Wong Yap recently engaged local teens and seniors in a residency project focused on places of belonging in Palo Alto and East Palo Alto, resulting in a site-specific Belonging map that was installed in the Art Center Gallery in March and the publication of an accompanying zine. Wong Yap conducted workshops about belonging with 12 students at Eastside Prep and 19 participants in the Palo Alto Art Center’s Teen Leadership Program. She asked participants, “Where do you feel (or where have you felt) a sense of belonging?” and “Do you carry a sense of belonging with you?” After leading teens through calligraphy exercises, Wong Yap invited them to hand-letter statements of belonging, resulting in the artworks visible in the later part of the zine.
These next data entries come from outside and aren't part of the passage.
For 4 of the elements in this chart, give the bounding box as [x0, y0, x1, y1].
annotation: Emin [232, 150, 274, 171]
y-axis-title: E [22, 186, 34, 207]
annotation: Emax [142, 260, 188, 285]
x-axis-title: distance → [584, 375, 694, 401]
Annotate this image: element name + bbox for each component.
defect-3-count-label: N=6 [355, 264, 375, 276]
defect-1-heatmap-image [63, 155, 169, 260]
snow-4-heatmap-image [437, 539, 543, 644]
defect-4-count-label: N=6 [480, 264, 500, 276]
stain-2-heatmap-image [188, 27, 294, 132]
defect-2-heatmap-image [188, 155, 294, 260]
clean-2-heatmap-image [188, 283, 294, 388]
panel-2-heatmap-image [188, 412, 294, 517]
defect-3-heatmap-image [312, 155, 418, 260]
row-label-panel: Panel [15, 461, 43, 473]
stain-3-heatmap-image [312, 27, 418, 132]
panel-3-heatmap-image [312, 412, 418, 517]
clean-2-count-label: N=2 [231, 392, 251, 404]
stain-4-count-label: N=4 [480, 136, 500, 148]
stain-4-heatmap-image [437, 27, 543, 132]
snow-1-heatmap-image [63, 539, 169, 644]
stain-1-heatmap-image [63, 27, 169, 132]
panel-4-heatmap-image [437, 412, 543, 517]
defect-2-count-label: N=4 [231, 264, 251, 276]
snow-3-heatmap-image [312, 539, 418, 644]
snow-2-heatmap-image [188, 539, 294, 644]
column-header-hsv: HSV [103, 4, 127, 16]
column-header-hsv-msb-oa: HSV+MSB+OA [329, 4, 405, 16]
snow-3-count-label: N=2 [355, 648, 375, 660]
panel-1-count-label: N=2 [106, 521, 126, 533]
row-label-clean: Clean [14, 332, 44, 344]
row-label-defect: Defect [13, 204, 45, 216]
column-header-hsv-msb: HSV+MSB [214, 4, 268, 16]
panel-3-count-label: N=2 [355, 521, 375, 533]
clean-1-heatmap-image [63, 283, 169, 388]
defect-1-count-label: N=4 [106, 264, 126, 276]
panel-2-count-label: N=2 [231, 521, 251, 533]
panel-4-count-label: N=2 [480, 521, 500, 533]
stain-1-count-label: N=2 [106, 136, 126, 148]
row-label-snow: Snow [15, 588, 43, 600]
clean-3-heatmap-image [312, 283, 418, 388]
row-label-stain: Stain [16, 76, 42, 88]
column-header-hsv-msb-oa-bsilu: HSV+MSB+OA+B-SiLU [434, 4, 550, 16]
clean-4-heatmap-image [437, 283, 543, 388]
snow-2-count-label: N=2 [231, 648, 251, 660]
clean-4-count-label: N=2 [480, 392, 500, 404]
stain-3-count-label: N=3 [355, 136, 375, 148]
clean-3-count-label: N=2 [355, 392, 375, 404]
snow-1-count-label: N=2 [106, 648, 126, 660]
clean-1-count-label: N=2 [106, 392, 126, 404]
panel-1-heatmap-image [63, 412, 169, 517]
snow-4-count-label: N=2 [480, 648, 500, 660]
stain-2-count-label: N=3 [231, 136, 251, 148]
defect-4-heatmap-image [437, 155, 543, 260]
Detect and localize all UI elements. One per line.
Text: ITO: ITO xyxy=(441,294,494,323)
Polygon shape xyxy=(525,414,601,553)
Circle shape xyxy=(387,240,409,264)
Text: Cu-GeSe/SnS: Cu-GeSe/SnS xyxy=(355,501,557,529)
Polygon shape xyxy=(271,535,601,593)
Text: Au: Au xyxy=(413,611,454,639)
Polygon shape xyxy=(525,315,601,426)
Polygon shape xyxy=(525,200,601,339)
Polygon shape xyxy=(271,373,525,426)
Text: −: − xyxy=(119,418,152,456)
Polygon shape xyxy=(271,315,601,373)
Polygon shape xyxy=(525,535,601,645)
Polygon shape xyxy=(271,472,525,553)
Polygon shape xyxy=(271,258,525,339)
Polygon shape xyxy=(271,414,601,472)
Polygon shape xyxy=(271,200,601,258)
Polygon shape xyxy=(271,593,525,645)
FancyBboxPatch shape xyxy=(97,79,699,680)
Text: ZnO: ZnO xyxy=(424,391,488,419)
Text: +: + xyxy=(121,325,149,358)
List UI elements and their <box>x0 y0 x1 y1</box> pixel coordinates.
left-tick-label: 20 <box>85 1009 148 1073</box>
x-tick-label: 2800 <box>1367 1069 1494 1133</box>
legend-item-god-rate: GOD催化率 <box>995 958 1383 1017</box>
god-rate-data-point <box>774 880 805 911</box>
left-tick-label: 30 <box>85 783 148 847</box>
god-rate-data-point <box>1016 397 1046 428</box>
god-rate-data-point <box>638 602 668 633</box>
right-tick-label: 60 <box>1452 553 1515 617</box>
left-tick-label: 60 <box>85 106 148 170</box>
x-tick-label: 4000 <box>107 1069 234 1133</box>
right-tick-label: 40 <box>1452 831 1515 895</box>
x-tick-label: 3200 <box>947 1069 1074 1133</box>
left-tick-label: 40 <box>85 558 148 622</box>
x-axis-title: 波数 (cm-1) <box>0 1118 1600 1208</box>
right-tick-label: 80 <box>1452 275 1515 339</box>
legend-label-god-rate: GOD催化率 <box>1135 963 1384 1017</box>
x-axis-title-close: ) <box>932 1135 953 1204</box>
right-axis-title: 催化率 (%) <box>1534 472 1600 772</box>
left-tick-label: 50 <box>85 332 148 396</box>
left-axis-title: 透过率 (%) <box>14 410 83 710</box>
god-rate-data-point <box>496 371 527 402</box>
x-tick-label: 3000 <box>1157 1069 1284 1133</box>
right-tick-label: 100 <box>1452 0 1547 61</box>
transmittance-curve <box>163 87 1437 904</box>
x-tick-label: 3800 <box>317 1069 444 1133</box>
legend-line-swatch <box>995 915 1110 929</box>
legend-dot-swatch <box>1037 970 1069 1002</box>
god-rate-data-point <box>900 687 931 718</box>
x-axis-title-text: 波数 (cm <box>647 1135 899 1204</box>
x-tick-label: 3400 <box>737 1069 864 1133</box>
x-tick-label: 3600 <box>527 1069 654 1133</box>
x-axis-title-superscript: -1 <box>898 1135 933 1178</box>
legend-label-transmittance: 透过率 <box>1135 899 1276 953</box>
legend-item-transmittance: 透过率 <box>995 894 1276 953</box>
In addition, Palo Alto Art Center teens interviewed seven older adults at Avenidas, asking them the same questions about belonging. The teens took reference photos that were used in a cartooning workshop to create the portraits used in the Belonging map and in the zine. 

About the Artist

Christine Wong Yap holds a BFA and MFA from the California College of the Arts. Her work has been exhibited by Times Square Arts, the John Michael Kohler Arts Center in Sheboygan, WI, Bronx Museum of Art, Yerba Buena Center for the Arts in San Francisco, and Centre for Chinese Contemporary Art in Manchester, England, as well as in Los Angeles, Portland, Manila, and Poland. Recently, her work was featured in a billboard and poster campaign by Avant Arte in collaboration with For Freedoms in London. An honoree of the 2020 YBCA 100, she has been awarded grants from the Queens Council on the Arts, the Jerome Foundation, and the Center for Cultural Innovation.